やっていることは抜けているところも多かったし、どちらかというと小物な悪党という感じだったのに、実際はそうではなかったのだろうか?
「それにしても、あの時私たちが屋敷の周りまで来ていたことによく気づきましたね」
そうなのだ。
ヴァニタス卿が来る直前までべラルド卿からのコンタクトが無かったから、いよいよ自分でどうにかするしかないと覚悟を決めた私の視界に彼らの姿が飛び込んできたのは偶然だった。
どうやってここから抜け出そうか、そう思い攫われた日にも窓やドアをくまなく調べていたけれどもう一度と思って窓辺に立った時だった。
あの屋敷は高台にあり、そして私の監禁されていた部屋は二階。
比較的見晴らしが良い窓から遠くを見渡した時に視界の端に映ったのだ。
近衛騎士団の身につける制服が。
その瞬間、ウィラー青年がちゃんとべラルド卿に会えたことを私は確信した。
助けが来ているというのなら話は早い。
あとはべラルド卿たちが来るまでどうやって時間を稼ぐかと、ヴァニタス卿が犯した罪をはっきりとさせることを考えた。

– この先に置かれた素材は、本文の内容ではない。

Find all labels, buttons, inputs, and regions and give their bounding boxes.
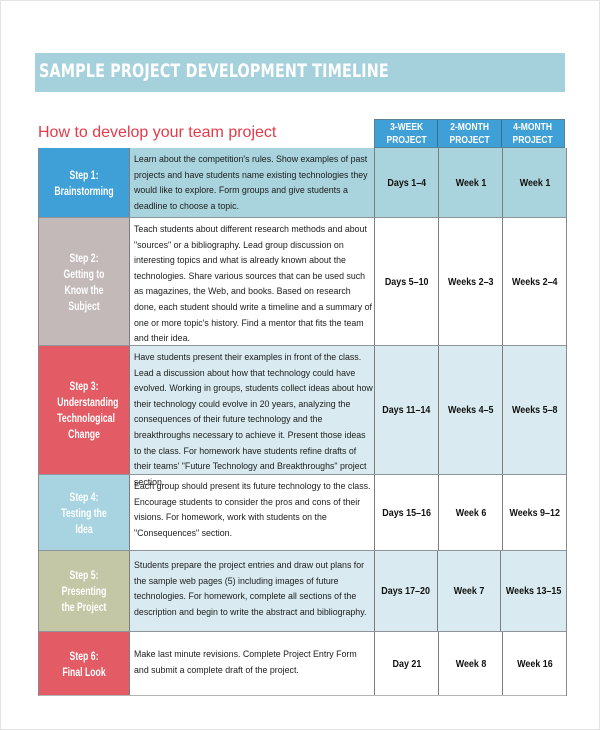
- cell-3-week: Day 21: [375, 632, 439, 695]
- step-cell: Step 2: Getting to Know the Subject: [39, 218, 130, 345]
- step-description: Students prepare the project entries and…: [130, 551, 375, 631]
- time-value: Days 15–16: [382, 506, 431, 519]
- time-value: Days 5–10: [384, 275, 429, 288]
- cell-4-month: Week 1: [503, 148, 566, 217]
- step-number: Step 4:: [69, 489, 99, 504]
- step-description: Learn about the competition's rules. Sho…: [130, 148, 375, 217]
- step-description: Make last minute revisions. Complete Pro…: [130, 632, 375, 695]
- header-label: 2-MONTH PROJECT: [449, 121, 490, 146]
- step-number: Step 5:: [69, 568, 99, 582]
- cell-2-month: Week 6: [439, 475, 503, 550]
- step-cell: Step 5: Presenting the Project: [39, 551, 130, 631]
- step-name: Testing the Idea: [61, 505, 107, 536]
- step-number: Step 2:: [69, 250, 99, 265]
- step-name: Final Look: [62, 664, 106, 679]
- step-number: Step 1:: [69, 167, 99, 182]
- description-text: Have students present their examples in …: [134, 352, 373, 488]
- step-cell: Step 4: Testing the Idea: [39, 475, 130, 550]
- cell-4-month: Weeks 2–4: [503, 218, 566, 345]
- time-value: Weeks 4–5: [447, 404, 494, 416]
- header-label: 3-WEEK PROJECT: [386, 121, 427, 146]
- cell-3-week: Days 1–4: [375, 148, 439, 217]
- table-row: Step 5: Presenting the Project Students p…: [39, 551, 566, 632]
- description-text: Students prepare the project entries and…: [134, 560, 367, 618]
- table-header-row: 3-WEEK PROJECT 2-MONTH PROJECT 4-MONTH P…: [374, 119, 565, 148]
- time-value: Weeks 9–12: [509, 506, 560, 519]
- cell-3-week: Days 11–14: [375, 346, 439, 474]
- step-cell: Step 6: Final Look: [39, 632, 130, 695]
- cell-3-week: Days 5–10: [375, 218, 439, 345]
- cell-4-month: Weeks 9–12: [503, 475, 566, 550]
- time-value: Weeks 13–15: [505, 585, 562, 597]
- time-value: Weeks 5–8: [511, 404, 558, 416]
- cell-4-month: Week 16: [503, 632, 566, 695]
- cell-3-week: Days 15–16: [375, 475, 439, 550]
- header-2-month: 2-MONTH PROJECT: [438, 120, 502, 147]
- table-row: Step 4: Testing the Idea Each group shoul…: [39, 475, 566, 551]
- step-name: Brainstorming: [54, 183, 114, 198]
- table-row: Step 2: Getting to Know the Subject Teach…: [39, 218, 566, 346]
- description-text: Learn about the competition's rules. Sho…: [134, 154, 368, 212]
- table-row: Step 6: Final Look Make last minute revis…: [39, 632, 566, 696]
- step-description: Teach students about different research …: [130, 218, 375, 345]
- time-value: Weeks 2–3: [447, 275, 494, 288]
- time-value: Week 1: [519, 176, 550, 189]
- cell-2-month: Week 8: [439, 632, 503, 695]
- title-banner: SAMPLE PROJECT DEVELOPMENT TIMELINE: [35, 53, 565, 92]
- table-row: Step 3: Understanding Technological Chang…: [39, 346, 566, 488]
- cell-2-month: Weeks 4–5: [439, 346, 503, 474]
- step-cell: Step 1: Brainstorming: [39, 148, 130, 217]
- time-value: Days 11–14: [382, 404, 431, 416]
- table-row: Step 1: Brainstorming Learn about the com…: [39, 148, 566, 218]
- time-value: Week 8: [455, 657, 486, 670]
- time-value: Week 1: [455, 176, 486, 189]
- cell-4-month: Weeks 13–15: [501, 551, 566, 631]
- step-cell: Step 3: Understanding Technological Chang…: [39, 346, 130, 474]
- step-number: Step 3:: [69, 379, 99, 393]
- cell-2-month: Weeks 2–3: [439, 218, 503, 345]
- step-description: Have students present their examples in …: [130, 346, 375, 488]
- time-value: Days 17–20: [381, 585, 431, 597]
- table-body: Step 1: Brainstorming Learn about the com…: [38, 148, 567, 696]
- header-4-month: 4-MONTH PROJECT: [502, 120, 564, 147]
- description-text: Teach students about different research …: [134, 224, 372, 345]
- cell-2-month: Week 7: [438, 551, 501, 631]
- step-number: Step 6:: [69, 648, 99, 663]
- time-value: Week 16: [516, 657, 553, 670]
- step-name: Presenting the Project: [61, 584, 107, 614]
- header-label: 4-MONTH PROJECT: [512, 121, 553, 146]
- description-text: Each group should present its future tec…: [134, 481, 371, 539]
- step-name: Understanding Technological Change: [57, 395, 119, 441]
- time-value: Week 6: [455, 506, 486, 519]
- cell-2-month: Week 1: [439, 148, 503, 217]
- time-value: Week 7: [453, 585, 485, 597]
- header-3-week: 3-WEEK PROJECT: [375, 120, 439, 147]
- step-name: Getting to Know the Subject: [63, 266, 105, 313]
- time-value: Days 1–4: [387, 176, 426, 189]
- time-value: Weeks 2–4: [511, 275, 558, 288]
- section-subtitle: How to develop your team project: [38, 124, 277, 141]
- time-value: Day 21: [392, 657, 421, 670]
- document-title: SAMPLE PROJECT DEVELOPMENT TIMELINE: [39, 61, 389, 82]
- description-text: Make last minute revisions. Complete Pro…: [134, 649, 357, 676]
- cell-3-week: Days 17–20: [375, 551, 438, 631]
- cell-4-month: Weeks 5–8: [503, 346, 566, 474]
- step-description: Each group should present its future tec…: [130, 475, 375, 550]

「ウィラー卿はヴァニタス家の騎士でありながらも現状に対して憂いを抱いていたようですし、騎士道精神を尊ぶ気持ちの持ち主のようでしたから信用しておりました。ただ、間に合うかどうかは心配していましたが……」
「信用していた、と。ウィラー卿を?」
「……? はい」
信じなければベラルド卿への伝言を頼むことはできなかっただろう。
もし彼が正しき行いよりもヴァニタス家を重じていたのなら、私が言った言葉をヴァニタス卿へ伝えて私はより酷い目に遭っていたはずだ。
「私よりも、ウィラー卿を?」
……はい!?
「私が助けに来るとは思いませんでしたか?」
いやいや。
きっと探してくれているだろう、とは思っていましたとも。
何と言っても私は名目上とはいえ聖女と同等の存在。
もし所在が確認できなかったらいろいろな意味で必ず捜索は行われたはずだ。
「もちろん、べラルド卿も助けるために動いてくださっているだろうと思っていました」
「……そうですか」
何となくべラルド卿の歯切れが悪い。
いつもなら明瞭に話すタイプなのに。
「ああ、目覚めたばかりなのに長々と話してしまい申し訳ありません。医師を呼んできますので一度診察を受けてください。何かあるといけませんから」
どこも問題はないと思うんだけど……と思ったものの、一応気を失っていたことだしべラルド卿もそう言ってくれているので了承した。
「何かありましたらリリアへ申しつけください。そうそう、ここはべラルド公爵家の屋敷ですので私に用がある時もリリアに伝えていただければ駆けつけます」
「では……」と言ってべラルド卿が部屋を出て行った。
「……え?」
今ベラルド卿は何と言った?
べラルド公爵家の屋敷!?
「なんで!?」
私の住まいは王宮の中だ。
なのになぜべラルド公爵家にいるというのか。
その理由がまったくわからず、私は少しの間呆然としてしまったのだった。